Read about the attack HERE
Anonymous IberoAmerica, the Latin American collective within the Anonymous hacktivist group, has called off its operation to expose members of the Zetas narcotics cartel after announcing that a kidnapped Anonymous member was released. The released hostage also reportedly delivered a message: that the Zetas would kill ten people for every name of a Zeta associate released by Anonymous.
Anonymous members launched an effort called OpCartel last week after claiming a member had been kidnapped during a “Operation Paperstorm” protest in Veracruz. The group threatened to “dox” members of the cartel, releasing names and addresses of taxi drivers, journalists, and members of law enforcement associated with the group. To collect information to aid in their effort, the group posted a “plug-in” Web application to allow would-be informants to protect their identities while providing names and other information.
Over the past few days, however, there has been growing dissention within the group about going forward with the effort; the Zetas had responded with online efforts of their own, sending death threats through Twitter and other channels, including a claim that they had tracked down the IP address of the user of one Anonymous Twitter account. According to Stratfor Global Intelligence analyst Ben West, the Zetas have their own computer security resources, and could conceivably have made efforts to identify Anonymous members as retribution.
“Since we have seen evidence of cartels employing their own computer scientists to engage in cybercrime,” he said in a video report, “it is logical to conclude that the cartels likely have individuals working to track anti-cartel bloggers and hackers. Those individuals involved thus face the risk of abduction, injury and death—judging by how Los Zetas have dealt with threats in the past.”
After briefly cancelling the effort on November 2, the Anonymous group apparently voted to move forward with the plan according to a video post by Barrett Brown, who has acted as the public face of Anonymous in the past. But just a day later, the operation was called off again, apparently because Anonymous had met its original goal.

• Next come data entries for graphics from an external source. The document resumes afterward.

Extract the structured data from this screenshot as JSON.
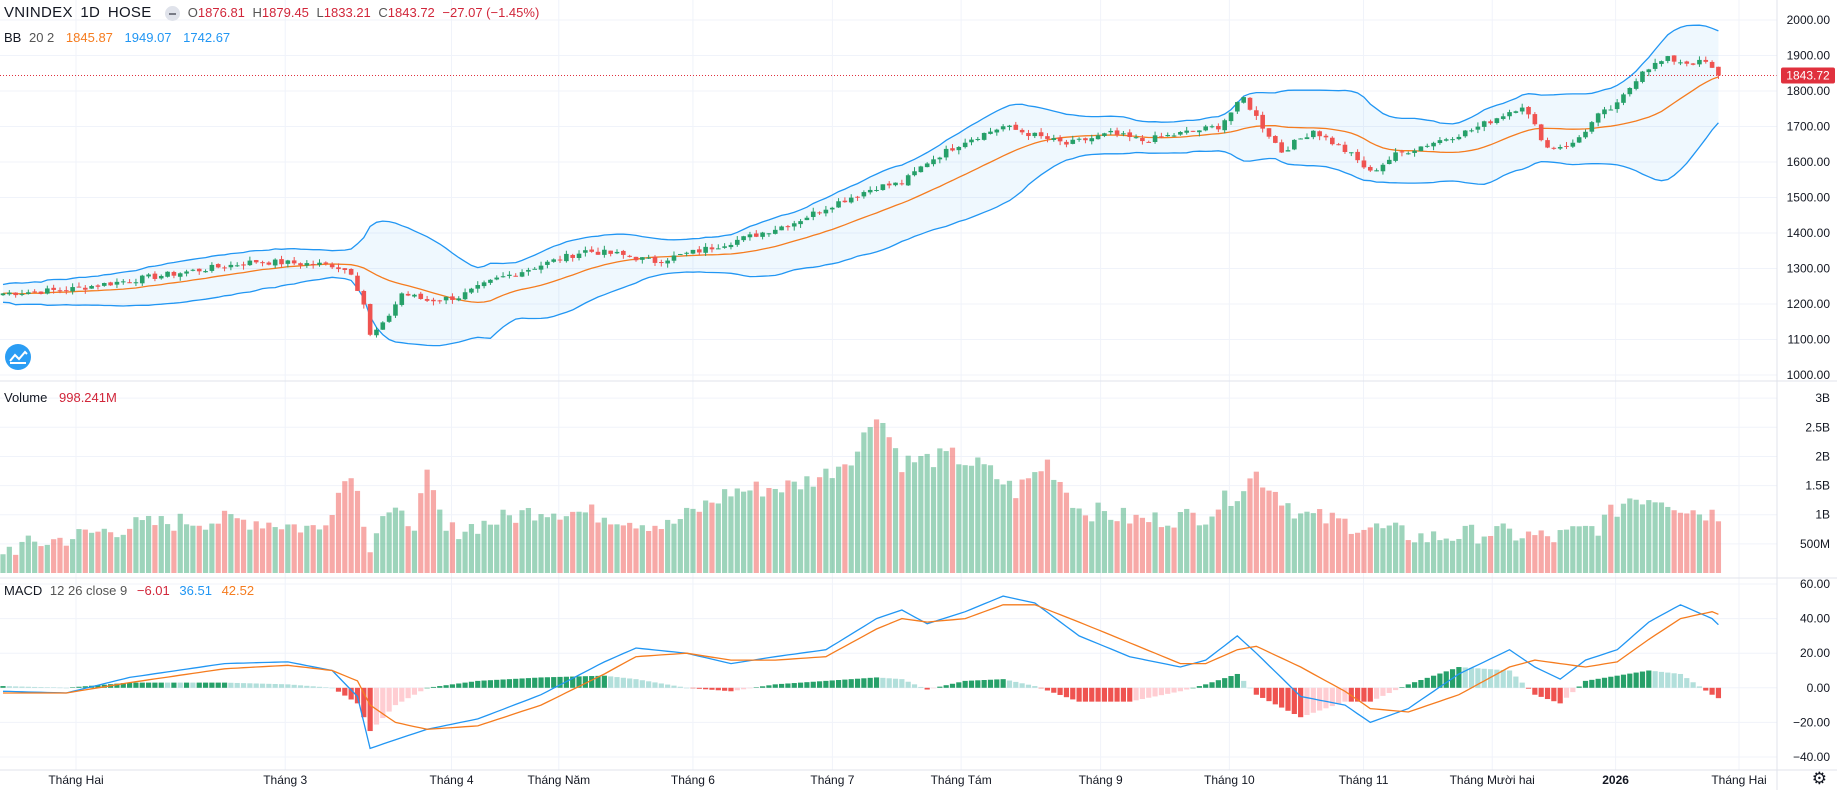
{
  "header": {
    "symbol": "VNINDEX",
    "interval": "1D",
    "exchange": "HOSE",
    "open_label": "O",
    "open": "1876.81",
    "high_label": "H",
    "high": "1879.45",
    "low_label": "L",
    "low": "1833.21",
    "close_label": "C",
    "close": "1843.72",
    "change": "−27.07 (−1.45%)"
  },
  "bb_legend": {
    "name": "BB",
    "params": "20 2",
    "basis": "1845.87",
    "upper": "1949.07",
    "lower": "1742.67"
  },
  "volume_legend": {
    "name": "Volume",
    "value": "998.241M"
  },
  "macd_legend": {
    "name": "MACD",
    "params": "12 26 close 9",
    "hist": "−6.01",
    "macd": "36.51",
    "signal": "42.52"
  },
  "price_tag": "1843.72",
  "colors": {
    "up": "#26a069",
    "down": "#ef5350",
    "bb_band": "#2196f3",
    "bb_basis": "#f57c1f",
    "macd": "#2196f3",
    "signal": "#f57c1f",
    "tag": "#e0313e"
  },
  "chart_data": {
    "type": "candlestick",
    "x_tick_labels": [
      "Tháng Hai",
      "Tháng 3",
      "Tháng 4",
      "Tháng Năm",
      "Tháng 6",
      "Tháng 7",
      "Tháng Tám",
      "Tháng 9",
      "Tháng 10",
      "Tháng 11",
      "Tháng Mười hai",
      "2026",
      "Tháng Hai"
    ],
    "price_axis": {
      "ticks": [
        "1000.00",
        "1100.00",
        "1200.00",
        "1300.00",
        "1400.00",
        "1500.00",
        "1600.00",
        "1700.00",
        "1800.00",
        "1900.00",
        "2000.00"
      ],
      "range": [
        1000,
        2000
      ]
    },
    "volume_axis": {
      "ticks": [
        "500M",
        "1B",
        "1.5B",
        "2B",
        "2.5B",
        "3B"
      ],
      "range": [
        0,
        3
      ]
    },
    "macd_axis": {
      "ticks": [
        "−40.00",
        "−20.00",
        "0.00",
        "20.00",
        "40.00",
        "60.00"
      ],
      "range": [
        -40,
        60
      ]
    },
    "price_keypoints": [
      [
        0,
        1230
      ],
      [
        10,
        1240
      ],
      [
        25,
        1280
      ],
      [
        40,
        1320
      ],
      [
        52,
        1310
      ],
      [
        55,
        1290
      ],
      [
        57,
        1200
      ],
      [
        58,
        1110
      ],
      [
        60,
        1140
      ],
      [
        63,
        1230
      ],
      [
        67,
        1210
      ],
      [
        72,
        1220
      ],
      [
        78,
        1270
      ],
      [
        85,
        1310
      ],
      [
        92,
        1350
      ],
      [
        97,
        1340
      ],
      [
        103,
        1320
      ],
      [
        110,
        1350
      ],
      [
        118,
        1390
      ],
      [
        125,
        1430
      ],
      [
        131,
        1480
      ],
      [
        138,
        1530
      ],
      [
        142,
        1540
      ],
      [
        146,
        1600
      ],
      [
        152,
        1660
      ],
      [
        158,
        1700
      ],
      [
        162,
        1680
      ],
      [
        168,
        1650
      ],
      [
        175,
        1680
      ],
      [
        180,
        1660
      ],
      [
        186,
        1680
      ],
      [
        192,
        1700
      ],
      [
        196,
        1780
      ],
      [
        199,
        1700
      ],
      [
        202,
        1630
      ],
      [
        207,
        1690
      ],
      [
        213,
        1620
      ],
      [
        216,
        1570
      ],
      [
        220,
        1620
      ],
      [
        225,
        1650
      ],
      [
        232,
        1690
      ],
      [
        240,
        1760
      ],
      [
        244,
        1640
      ],
      [
        248,
        1650
      ],
      [
        252,
        1730
      ],
      [
        255,
        1760
      ],
      [
        259,
        1860
      ],
      [
        263,
        1890
      ],
      [
        266,
        1880
      ],
      [
        269,
        1880
      ],
      [
        271,
        1840
      ]
    ],
    "volume_keypoints_B": [
      [
        0,
        0.4
      ],
      [
        10,
        0.6
      ],
      [
        20,
        0.8
      ],
      [
        30,
        0.9
      ],
      [
        40,
        0.9
      ],
      [
        50,
        0.75
      ],
      [
        55,
        1.8
      ],
      [
        58,
        0.5
      ],
      [
        60,
        1.0
      ],
      [
        65,
        0.9
      ],
      [
        67,
        1.6
      ],
      [
        70,
        0.7
      ],
      [
        78,
        0.9
      ],
      [
        85,
        1.1
      ],
      [
        95,
        1.0
      ],
      [
        105,
        0.8
      ],
      [
        115,
        1.4
      ],
      [
        125,
        1.5
      ],
      [
        130,
        1.7
      ],
      [
        135,
        2.1
      ],
      [
        138,
        2.8
      ],
      [
        142,
        1.9
      ],
      [
        150,
        2.0
      ],
      [
        155,
        1.8
      ],
      [
        160,
        1.4
      ],
      [
        165,
        1.9
      ],
      [
        170,
        1.1
      ],
      [
        180,
        0.9
      ],
      [
        190,
        1.0
      ],
      [
        195,
        1.4
      ],
      [
        198,
        1.7
      ],
      [
        205,
        1.0
      ],
      [
        215,
        0.8
      ],
      [
        225,
        0.6
      ],
      [
        235,
        0.7
      ],
      [
        245,
        0.6
      ],
      [
        252,
        0.8
      ],
      [
        257,
        1.3
      ],
      [
        262,
        1.3
      ],
      [
        266,
        1.1
      ],
      [
        271,
        1.0
      ]
    ],
    "macd_keypoints": [
      [
        0,
        -2
      ],
      [
        10,
        -3
      ],
      [
        20,
        6
      ],
      [
        35,
        14
      ],
      [
        45,
        15
      ],
      [
        52,
        10
      ],
      [
        56,
        -5
      ],
      [
        58,
        -35
      ],
      [
        62,
        -30
      ],
      [
        67,
        -24
      ],
      [
        75,
        -18
      ],
      [
        85,
        -4
      ],
      [
        95,
        15
      ],
      [
        100,
        23
      ],
      [
        108,
        20
      ],
      [
        115,
        14
      ],
      [
        122,
        18
      ],
      [
        130,
        22
      ],
      [
        138,
        40
      ],
      [
        142,
        45
      ],
      [
        146,
        37
      ],
      [
        152,
        44
      ],
      [
        158,
        53
      ],
      [
        163,
        49
      ],
      [
        170,
        30
      ],
      [
        178,
        18
      ],
      [
        186,
        12
      ],
      [
        190,
        16
      ],
      [
        195,
        30
      ],
      [
        198,
        20
      ],
      [
        205,
        -5
      ],
      [
        212,
        -10
      ],
      [
        216,
        -20
      ],
      [
        222,
        -12
      ],
      [
        230,
        8
      ],
      [
        238,
        22
      ],
      [
        242,
        12
      ],
      [
        246,
        5
      ],
      [
        250,
        16
      ],
      [
        255,
        22
      ],
      [
        260,
        38
      ],
      [
        265,
        48
      ],
      [
        270,
        40
      ],
      [
        271,
        36.5
      ]
    ],
    "signal_keypoints": [
      [
        0,
        -3
      ],
      [
        10,
        -3
      ],
      [
        20,
        3
      ],
      [
        35,
        11
      ],
      [
        45,
        13
      ],
      [
        52,
        10
      ],
      [
        56,
        4
      ],
      [
        58,
        -10
      ],
      [
        62,
        -20
      ],
      [
        67,
        -24
      ],
      [
        75,
        -22
      ],
      [
        85,
        -10
      ],
      [
        95,
        8
      ],
      [
        100,
        18
      ],
      [
        108,
        20
      ],
      [
        115,
        16
      ],
      [
        122,
        16
      ],
      [
        130,
        18
      ],
      [
        138,
        34
      ],
      [
        142,
        40
      ],
      [
        146,
        38
      ],
      [
        152,
        40
      ],
      [
        158,
        48
      ],
      [
        163,
        48
      ],
      [
        170,
        38
      ],
      [
        178,
        26
      ],
      [
        186,
        14
      ],
      [
        190,
        14
      ],
      [
        195,
        22
      ],
      [
        198,
        24
      ],
      [
        205,
        12
      ],
      [
        212,
        -2
      ],
      [
        216,
        -12
      ],
      [
        222,
        -14
      ],
      [
        230,
        -4
      ],
      [
        238,
        12
      ],
      [
        242,
        16
      ],
      [
        246,
        14
      ],
      [
        250,
        12
      ],
      [
        255,
        15
      ],
      [
        260,
        28
      ],
      [
        265,
        40
      ],
      [
        270,
        44
      ],
      [
        271,
        42.5
      ]
    ]
  }
}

“On this day, our anonymous friend retained by the Zetas cartel has been released,” the group said in a statement on its website. “We can say that while bruised, he is alive and well. He has sent us a message that if Anonymous reveals a name related to the cartel, the family of the kidnapped anonymous will suffer, and for each cartel member revealed, ten people will be put to death. The Anonymous collective has decided by consensus not to disclose the information that we have for now, as we understand that we can not ignore threats involving innocent civilians that have nothing to do with our actions.”